The following list describes the limits when you are using Cloud Config for Enterprise:
  • Cloud Config for Enterprise is in invitational preview. Therefore, you must submit a ticket or contact the service manager for the permission to use Cloud Config for Enterprise.
  • Before you use Cloud Config for Enterprise, you must log on to the Resource Management console to create a resource directory on the Resource Directory page.

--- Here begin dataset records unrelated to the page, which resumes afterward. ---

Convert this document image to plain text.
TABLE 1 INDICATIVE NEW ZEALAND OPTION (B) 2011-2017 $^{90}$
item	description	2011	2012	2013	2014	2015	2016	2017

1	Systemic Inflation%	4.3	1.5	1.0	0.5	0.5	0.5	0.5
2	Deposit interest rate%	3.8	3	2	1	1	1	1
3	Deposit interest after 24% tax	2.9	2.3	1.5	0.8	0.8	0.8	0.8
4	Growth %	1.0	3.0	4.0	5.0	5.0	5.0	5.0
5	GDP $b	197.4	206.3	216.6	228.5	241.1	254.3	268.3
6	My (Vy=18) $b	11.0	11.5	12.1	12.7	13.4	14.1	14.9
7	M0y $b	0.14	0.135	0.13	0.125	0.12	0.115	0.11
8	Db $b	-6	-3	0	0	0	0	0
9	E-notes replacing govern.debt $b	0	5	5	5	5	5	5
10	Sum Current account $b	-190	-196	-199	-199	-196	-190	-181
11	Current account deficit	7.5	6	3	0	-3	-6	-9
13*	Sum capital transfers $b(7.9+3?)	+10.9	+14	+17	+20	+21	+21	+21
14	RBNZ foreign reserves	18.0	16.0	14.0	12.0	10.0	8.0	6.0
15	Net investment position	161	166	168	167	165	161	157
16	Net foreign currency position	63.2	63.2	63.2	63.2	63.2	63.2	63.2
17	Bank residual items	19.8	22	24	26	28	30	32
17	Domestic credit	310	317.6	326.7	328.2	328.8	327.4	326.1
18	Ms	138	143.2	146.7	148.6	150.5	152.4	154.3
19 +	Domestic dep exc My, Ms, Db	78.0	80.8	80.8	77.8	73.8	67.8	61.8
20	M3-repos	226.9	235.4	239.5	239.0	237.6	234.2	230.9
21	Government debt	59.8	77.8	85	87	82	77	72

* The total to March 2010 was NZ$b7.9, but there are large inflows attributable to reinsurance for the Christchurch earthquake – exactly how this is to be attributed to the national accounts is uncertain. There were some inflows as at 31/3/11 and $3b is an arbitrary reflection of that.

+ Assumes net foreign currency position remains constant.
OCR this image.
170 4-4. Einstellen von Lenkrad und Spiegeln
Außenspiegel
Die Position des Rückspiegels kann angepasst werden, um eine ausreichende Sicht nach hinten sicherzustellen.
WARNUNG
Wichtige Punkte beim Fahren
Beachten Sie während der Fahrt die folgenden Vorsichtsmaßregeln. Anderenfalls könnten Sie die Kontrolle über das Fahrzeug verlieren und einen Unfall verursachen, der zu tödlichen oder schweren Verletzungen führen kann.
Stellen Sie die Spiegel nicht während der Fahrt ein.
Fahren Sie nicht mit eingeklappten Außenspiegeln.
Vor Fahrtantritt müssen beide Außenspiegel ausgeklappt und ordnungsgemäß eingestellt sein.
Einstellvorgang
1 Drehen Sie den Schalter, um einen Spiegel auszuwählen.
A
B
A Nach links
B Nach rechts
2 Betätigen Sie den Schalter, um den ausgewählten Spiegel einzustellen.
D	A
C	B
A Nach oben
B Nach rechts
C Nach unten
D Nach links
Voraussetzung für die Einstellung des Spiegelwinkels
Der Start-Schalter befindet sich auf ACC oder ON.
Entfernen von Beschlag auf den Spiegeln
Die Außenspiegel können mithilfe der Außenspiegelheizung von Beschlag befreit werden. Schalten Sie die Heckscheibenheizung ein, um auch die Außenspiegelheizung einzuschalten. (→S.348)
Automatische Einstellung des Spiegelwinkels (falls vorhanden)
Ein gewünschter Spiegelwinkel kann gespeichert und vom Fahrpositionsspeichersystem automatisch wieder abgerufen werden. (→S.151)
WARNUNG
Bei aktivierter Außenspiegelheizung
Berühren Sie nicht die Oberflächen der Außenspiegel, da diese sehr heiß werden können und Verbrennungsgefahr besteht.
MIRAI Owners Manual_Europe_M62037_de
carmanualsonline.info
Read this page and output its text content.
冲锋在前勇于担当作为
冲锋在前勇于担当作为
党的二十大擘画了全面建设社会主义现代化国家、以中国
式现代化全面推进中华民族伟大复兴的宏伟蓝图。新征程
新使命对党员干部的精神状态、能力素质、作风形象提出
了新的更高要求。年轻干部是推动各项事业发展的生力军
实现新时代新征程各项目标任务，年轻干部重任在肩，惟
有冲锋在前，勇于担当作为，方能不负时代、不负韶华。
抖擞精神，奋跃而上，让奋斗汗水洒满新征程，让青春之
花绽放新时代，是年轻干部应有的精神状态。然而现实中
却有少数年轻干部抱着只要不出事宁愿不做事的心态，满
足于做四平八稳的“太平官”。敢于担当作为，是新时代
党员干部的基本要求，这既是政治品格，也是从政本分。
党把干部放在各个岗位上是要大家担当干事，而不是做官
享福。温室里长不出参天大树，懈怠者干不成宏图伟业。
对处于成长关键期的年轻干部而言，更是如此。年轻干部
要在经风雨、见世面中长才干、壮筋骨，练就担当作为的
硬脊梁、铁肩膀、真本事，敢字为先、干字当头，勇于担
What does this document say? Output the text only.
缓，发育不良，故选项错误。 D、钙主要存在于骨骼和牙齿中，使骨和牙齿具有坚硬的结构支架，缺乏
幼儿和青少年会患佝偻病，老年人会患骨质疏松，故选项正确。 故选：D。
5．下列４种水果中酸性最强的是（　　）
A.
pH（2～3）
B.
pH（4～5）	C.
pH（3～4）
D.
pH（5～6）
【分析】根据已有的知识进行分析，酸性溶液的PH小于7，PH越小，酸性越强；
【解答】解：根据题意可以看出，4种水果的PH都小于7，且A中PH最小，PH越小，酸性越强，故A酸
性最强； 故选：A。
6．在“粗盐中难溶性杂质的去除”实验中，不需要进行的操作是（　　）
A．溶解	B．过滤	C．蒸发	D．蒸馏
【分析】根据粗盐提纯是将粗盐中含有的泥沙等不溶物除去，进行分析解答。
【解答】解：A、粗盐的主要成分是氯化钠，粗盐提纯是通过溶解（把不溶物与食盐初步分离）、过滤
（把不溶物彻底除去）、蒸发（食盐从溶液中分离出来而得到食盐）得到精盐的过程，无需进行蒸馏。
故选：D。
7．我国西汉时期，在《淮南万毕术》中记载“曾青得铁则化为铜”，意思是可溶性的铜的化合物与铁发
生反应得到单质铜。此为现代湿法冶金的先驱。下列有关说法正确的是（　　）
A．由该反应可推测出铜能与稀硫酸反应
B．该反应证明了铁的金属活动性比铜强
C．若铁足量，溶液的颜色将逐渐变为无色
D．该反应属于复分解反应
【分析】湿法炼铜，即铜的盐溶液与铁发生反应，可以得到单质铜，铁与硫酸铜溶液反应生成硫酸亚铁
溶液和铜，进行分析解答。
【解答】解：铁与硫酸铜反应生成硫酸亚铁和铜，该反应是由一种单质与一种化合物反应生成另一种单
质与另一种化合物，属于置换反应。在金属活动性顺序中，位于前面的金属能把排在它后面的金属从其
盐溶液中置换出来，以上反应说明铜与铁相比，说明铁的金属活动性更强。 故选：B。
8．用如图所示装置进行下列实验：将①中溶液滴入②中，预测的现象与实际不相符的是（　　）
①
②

  • To create a rule or configure the audit record storage feature, you must log on to the Cloud Config for Enterprise console by using the master account. You can also log on to the console as a RAM user with the administrator permissions. The configurations are applied to all member accounts.
  • You cannot use a member account to perform write operations in the Cloud Config for Enterprise console.
  • The master account can create up to 200 rules.
  • After you upgrade Cloud Config to Cloud Config for Enterprise, the original configurations of the master account and member accounts are deleted. All member accounts are managed by the master account.
  • You cannot downgrade Cloud Config for Enterprise to Cloud Config for individuals.
    Note Both Cloud Config for Enterprise and Cloud Config for individuals are free.